Zum Anderen sieht das BAG die staatliche Gerichtsbarkeit – und dies ist jedenfalls im konkreten Fall aus Sicht der VdO höchst problematisch – durch das in Artikel 5 Abs. 3 des Grundgesetzes verankerte Grundrecht der Kunstfreiheit gebunden. Dieser Ansatz wäre dann nachvollziehbar, wenn unmittelbar Art und Umfang der Mitwirkung an der Erbringung einer künstlerischen Leistung und somit die Möglichkeit des Theaters als Grundrechtsträger, eine bestimmte künstlerische Idee umzusetzen, in Frage stünden.
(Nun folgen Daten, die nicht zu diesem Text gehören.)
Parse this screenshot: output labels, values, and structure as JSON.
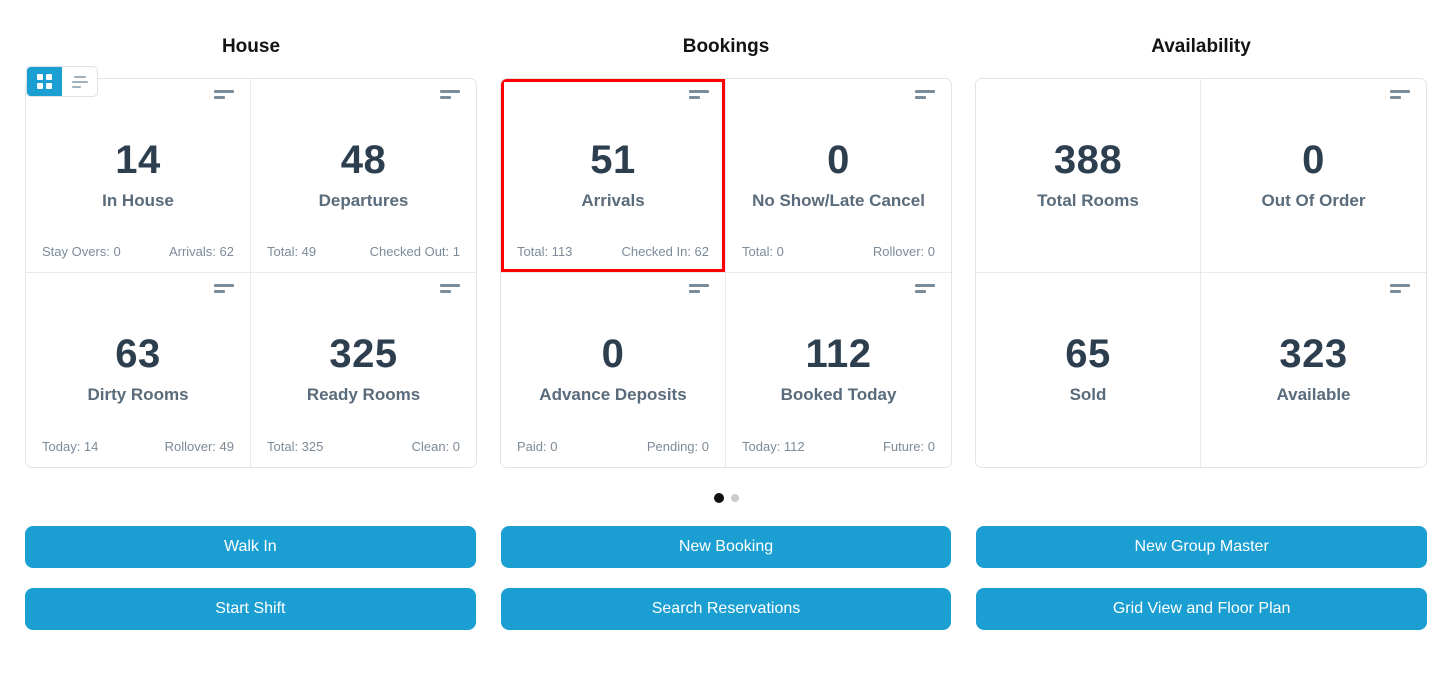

Dies war in dem vorliegenden Rechtsstreit aber nicht der Fall; die Mitwirkungspflicht der Kläger/innen ist auch von deren Seite zu keinem Zeitpunkt unter irgendeinem Aspekt in Frage gestellt worden. Vielmehr ging es ausschließlich um die Frage der Vergütung künstlerischer Leistungen; diese aber liegt – jedenfalls mit Blick auf den zahlungspflichtigen Arbeitgeber – außerhalb des grundrechtlich geschützten Bereichs. Noch problematischer ist es, dass das Grundrecht der Kunstfreiheit nicht etwa dem beklagten Arbeitgeber als künstlerisch Handelndem, sondern dem Bühnenoberschiedsgericht zugesprochen wurde.
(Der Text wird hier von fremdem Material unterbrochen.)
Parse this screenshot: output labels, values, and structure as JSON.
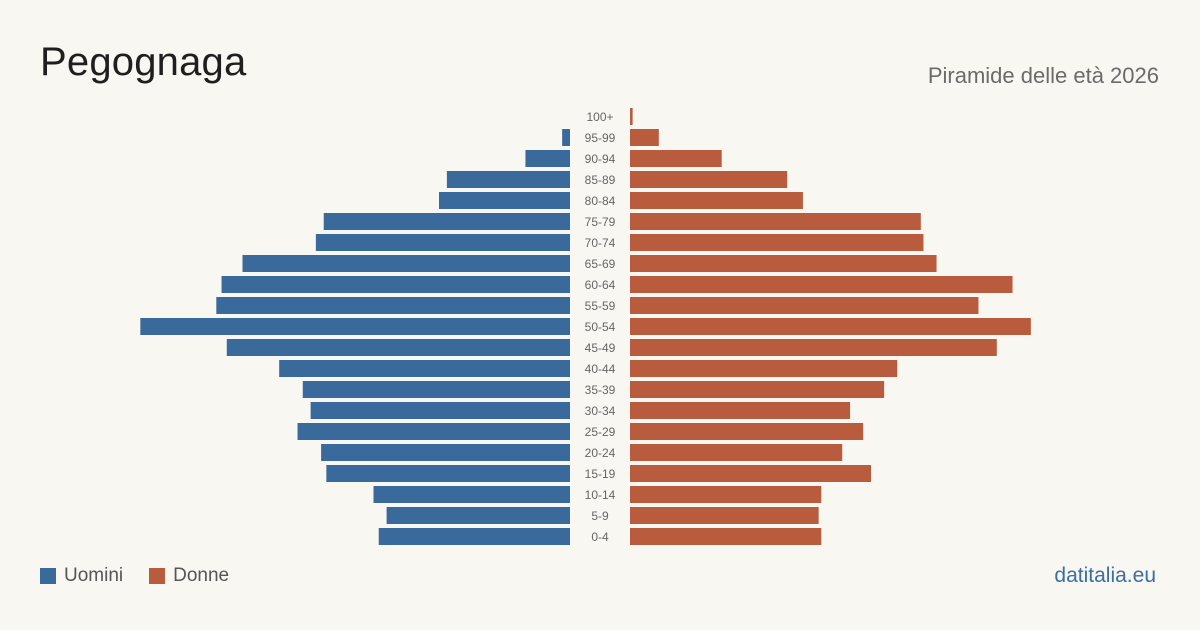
{
  "header": {
    "title": "Pegognaga",
    "subtitle": "Piramide delle età 2026"
  },
  "legend": {
    "men_label": "Uomini",
    "women_label": "Donne"
  },
  "footer": {
    "brand": "datitalia.eu"
  },
  "colors": {
    "men": "#3a6a9c",
    "women": "#b95c3d",
    "background": "#f9f7f2"
  },
  "chart_data": {
    "type": "bar",
    "orientation": "horizontal-pyramid",
    "title": "Pegognaga",
    "subtitle": "Piramide delle età 2026",
    "categories": [
      "100+",
      "95-99",
      "90-94",
      "85-89",
      "80-84",
      "75-79",
      "70-74",
      "65-69",
      "60-64",
      "55-59",
      "50-54",
      "45-49",
      "40-44",
      "35-39",
      "30-34",
      "25-29",
      "20-24",
      "15-19",
      "10-14",
      "5-9",
      "0-4"
    ],
    "series": [
      {
        "name": "Uomini",
        "values": [
          0,
          3,
          17,
          47,
          50,
          94,
          97,
          125,
          133,
          135,
          164,
          131,
          111,
          102,
          99,
          104,
          95,
          93,
          75,
          70,
          73
        ]
      },
      {
        "name": "Donne",
        "values": [
          1,
          11,
          35,
          60,
          66,
          111,
          112,
          117,
          146,
          133,
          153,
          140,
          102,
          97,
          84,
          89,
          81,
          92,
          73,
          72,
          73
        ]
      }
    ],
    "legend": "bottom-left",
    "grid": false
  }
}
Wie vorstehend dargestellt, beschränkt sich die inhaltliche Betrachtung des BAG ausschließlich auf die Frage, ob das Bühnenoberschiedsgericht (BOSchG) Normen falsch angewandt hat. Bezüglich der in Frage stehenden auslegungsbedürftigen sogenannten „unbestimmten Rechtsbegriffe“ wie dem der „kurzen solistischen Gesangsleistung“ oder der „kleineren Rolle oder Partie“ bedeutet dies, dass das schiedsrichterliche Ermessen nur auf einen die Grenze zur Willkür überschreitenden Fehlgebrauch überprüft worden ist; jede rational herleitbare Wertung hingegen wird nicht in Frage gestellt.

Derart krasse Fehler hat das Bundesarbeitsgericht in der Anwendung der §§ 71 Abs. 2 und 3 sowie 79 Abs. 2 und 3 des NV Bühne durch das BOSchG unter bewusster Ausklammerung sowohl der allgemeinen Theaterpraxis als auch der Tarifgeschichte nicht feststellen können. Andererseits lässt es erkennen, dass auch die Sicht der Kläger/innen sowie des erstinstanzlichen Bühnenschiedsgerichts, das den Anspruch dem Grunde nach anerkannt hatte, eine fehlerfreie Subsumtion, d. h. Bewertung des Sachverhaltes im Lichte der einschlägigen Normen, darstellen kann. Dies führt geradezu zwangsläufig dazu, dass dem Urteil bzw. dem Schiedsspruch im Ergebnis keine über den Einzelfall hinausgehende Bedeutung entnommen werden kann.
Dennoch enthält das Urteil einige wichtige Aussagen, die für die zukünftige Auslegung der §§ 71 und 79 NV Bühne von Bedeutung sind:

Nicht schon das bloße alleinige Singen führt zur Annahme eines solistischen Heraustretens aus der Chorleistung. Damit tritt das BAG der Argumentation entgegen, dass im Gegenschluss aus § 71 Abs. 2 lit. f) NV Bühne alleiniges Singen in einer Stimmgruppe keine mitwirkungspflichtige Chorgesangsleistung darstellt, wenn dies nicht auf den unvorhergesehenen Ausfall anderer Stimmgruppenmitglieder zurückzuführen ist.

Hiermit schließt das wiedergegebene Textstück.